For his proposition that KRS 83A.065(2) does not meet the exception stated in KRS 500.020(1), Marshall almost exclusively relies on Justice Cunningham’s concurrence in Johnson v. Commonwealth, 449 S.W.3d 350 (Ky. 2014). There, Justice Cunningham did state that “[i]t is clear that by enacting KRS 500.020(1), the General Assembly did not intend to share its exclusive authority to enact and define crimes and criminal penalties.” Id. at 354 (Cunningham, J., concurring). However, as the circuit court pointed out, in Justice Cunningham’s
-7- conclusion, he asserted that KRS 83A.065 was unconstitutional only to the extent that it allowed incarceration for ordinance violations. He did not perceive an issue with criminalized ordinances that resulted in fines. Id. at 356. This inconsistent analysis does little to bolster Marshall’s argument. Further, we note that “[a] minority opinion has no binding precedential value[.]” J.A.S. v. Bushelman, 342 S.W.3d 850, 853 (quoting Ware v.
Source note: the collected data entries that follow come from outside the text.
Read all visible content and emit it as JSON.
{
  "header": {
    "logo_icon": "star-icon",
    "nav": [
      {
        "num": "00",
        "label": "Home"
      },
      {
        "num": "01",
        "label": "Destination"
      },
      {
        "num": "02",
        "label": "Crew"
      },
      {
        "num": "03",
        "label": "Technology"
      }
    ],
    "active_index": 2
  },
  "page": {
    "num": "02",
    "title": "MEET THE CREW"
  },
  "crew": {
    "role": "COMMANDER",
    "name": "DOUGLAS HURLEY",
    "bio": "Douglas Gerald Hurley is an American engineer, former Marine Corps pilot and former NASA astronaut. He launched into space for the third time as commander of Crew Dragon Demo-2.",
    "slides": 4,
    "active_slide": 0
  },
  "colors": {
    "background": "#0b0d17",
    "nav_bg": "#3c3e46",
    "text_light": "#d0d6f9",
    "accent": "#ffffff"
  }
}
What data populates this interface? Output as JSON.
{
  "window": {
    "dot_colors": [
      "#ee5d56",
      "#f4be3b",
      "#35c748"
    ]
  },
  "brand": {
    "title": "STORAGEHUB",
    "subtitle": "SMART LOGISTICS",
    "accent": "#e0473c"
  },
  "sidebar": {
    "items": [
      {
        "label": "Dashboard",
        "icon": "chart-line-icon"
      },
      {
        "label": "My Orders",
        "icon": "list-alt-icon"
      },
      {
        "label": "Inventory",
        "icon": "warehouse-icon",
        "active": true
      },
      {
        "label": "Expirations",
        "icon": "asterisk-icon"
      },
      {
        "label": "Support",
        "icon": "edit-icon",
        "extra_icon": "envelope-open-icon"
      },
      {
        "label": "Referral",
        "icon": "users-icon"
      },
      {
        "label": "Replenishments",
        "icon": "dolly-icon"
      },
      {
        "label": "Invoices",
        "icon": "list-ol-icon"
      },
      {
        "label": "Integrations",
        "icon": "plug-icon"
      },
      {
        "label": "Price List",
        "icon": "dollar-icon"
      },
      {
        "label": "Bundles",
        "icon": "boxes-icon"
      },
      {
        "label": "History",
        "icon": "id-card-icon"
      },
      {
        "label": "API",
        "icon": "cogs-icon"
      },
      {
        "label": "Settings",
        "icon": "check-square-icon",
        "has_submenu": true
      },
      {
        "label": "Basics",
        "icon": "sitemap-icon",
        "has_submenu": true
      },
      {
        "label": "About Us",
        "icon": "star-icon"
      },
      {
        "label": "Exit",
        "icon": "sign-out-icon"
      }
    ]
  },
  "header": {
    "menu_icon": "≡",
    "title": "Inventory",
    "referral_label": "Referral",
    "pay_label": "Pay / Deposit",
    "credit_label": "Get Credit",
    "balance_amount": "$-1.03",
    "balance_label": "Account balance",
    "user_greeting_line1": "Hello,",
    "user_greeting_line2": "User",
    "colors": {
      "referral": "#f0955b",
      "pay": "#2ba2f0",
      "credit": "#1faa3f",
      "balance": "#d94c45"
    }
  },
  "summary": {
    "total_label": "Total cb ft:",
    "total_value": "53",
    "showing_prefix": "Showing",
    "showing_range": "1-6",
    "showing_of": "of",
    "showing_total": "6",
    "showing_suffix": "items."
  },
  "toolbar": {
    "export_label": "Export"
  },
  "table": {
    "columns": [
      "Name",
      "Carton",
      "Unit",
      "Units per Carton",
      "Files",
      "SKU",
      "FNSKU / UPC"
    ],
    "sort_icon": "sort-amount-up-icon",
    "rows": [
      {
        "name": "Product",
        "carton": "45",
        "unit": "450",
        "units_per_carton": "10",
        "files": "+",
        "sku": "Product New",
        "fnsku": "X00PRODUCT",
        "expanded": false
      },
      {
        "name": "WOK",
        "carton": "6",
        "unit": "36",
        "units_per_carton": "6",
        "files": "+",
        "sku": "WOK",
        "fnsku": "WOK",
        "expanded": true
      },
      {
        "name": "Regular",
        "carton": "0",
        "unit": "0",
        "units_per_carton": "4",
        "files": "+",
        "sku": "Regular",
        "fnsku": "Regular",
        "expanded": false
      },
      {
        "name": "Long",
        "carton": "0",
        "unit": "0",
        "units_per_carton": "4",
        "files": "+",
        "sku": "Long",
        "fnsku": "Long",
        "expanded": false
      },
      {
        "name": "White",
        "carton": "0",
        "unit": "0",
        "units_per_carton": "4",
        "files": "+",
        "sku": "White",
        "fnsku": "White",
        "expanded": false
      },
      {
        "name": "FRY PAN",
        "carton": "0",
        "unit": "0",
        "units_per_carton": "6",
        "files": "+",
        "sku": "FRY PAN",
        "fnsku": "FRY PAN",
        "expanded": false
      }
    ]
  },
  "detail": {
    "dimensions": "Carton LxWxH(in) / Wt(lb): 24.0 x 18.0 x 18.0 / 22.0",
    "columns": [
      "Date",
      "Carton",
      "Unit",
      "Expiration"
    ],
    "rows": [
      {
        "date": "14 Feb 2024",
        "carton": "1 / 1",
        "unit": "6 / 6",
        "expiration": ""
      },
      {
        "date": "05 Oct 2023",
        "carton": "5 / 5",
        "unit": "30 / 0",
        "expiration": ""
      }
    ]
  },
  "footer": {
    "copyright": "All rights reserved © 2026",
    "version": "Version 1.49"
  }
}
Commonwealth, 47 S.W.3d 333, 335 (Ky. 2001)). As such, we are not bound by Justice Cunningham’s concurring opinion.
The majority in Johnson did not address the constitutional question because it was not properly preserved. In ten years since that decision, the Supreme Court has not found KRS 83A.065 to be unconstitutional. Its clear language provides that a city may make a violation of any of its ordinances a misdemeanor. The ordinance defined the violation as a misdemeanor and set punishment within the parameters of the limits set by the General Assembly. ($500.00 for a fine and 12 months for a prison term; citing KRS 534.040(2)(a) and KRS 532.090(1)). We conclude that KRS 83A.065, a statute created by the General Assembly, clearly meets the exception created by KRS 500.020(1).
However, Marshall next asserts that KRS 83A.065 applies only to cities but does not apply to Louisville Metro, a consolidated local government.
The Commonwealth argues that the plain text of KRS 67C.101 makes KRS
-8- 83A.065 applicable to consolidated local governments. Again, we agree with the Commonwealth and affirm the trial court.
KRS 67C.101(2)(a) bestows upon consolidated local governments “all powers and privileges that cities of the first class and their counties are . . . authorized to exercise under the Constitution and the general laws of the Commonwealth of Kentucky[.]” Additionally, KRS 67C.101(3)(i) gives consolidated local governments the power to “[p]ass and enforce by fines and penalties, if necessary, all ordinances, not inconsistent with law, as are expedient in maintaining the peace, good government, health, and welfare of the inhabitants of the county and prevent, abate, and remove nuisances[.]” Furthermore, subsection (4) of the statute states: The powers of the consolidated local government shall be construed broadly in favor of the consolidated local government. The specific mention, or failure to mention, of particular powers in this section shall not be construed as limiting in any way the general or specific powers of a consolidated local government.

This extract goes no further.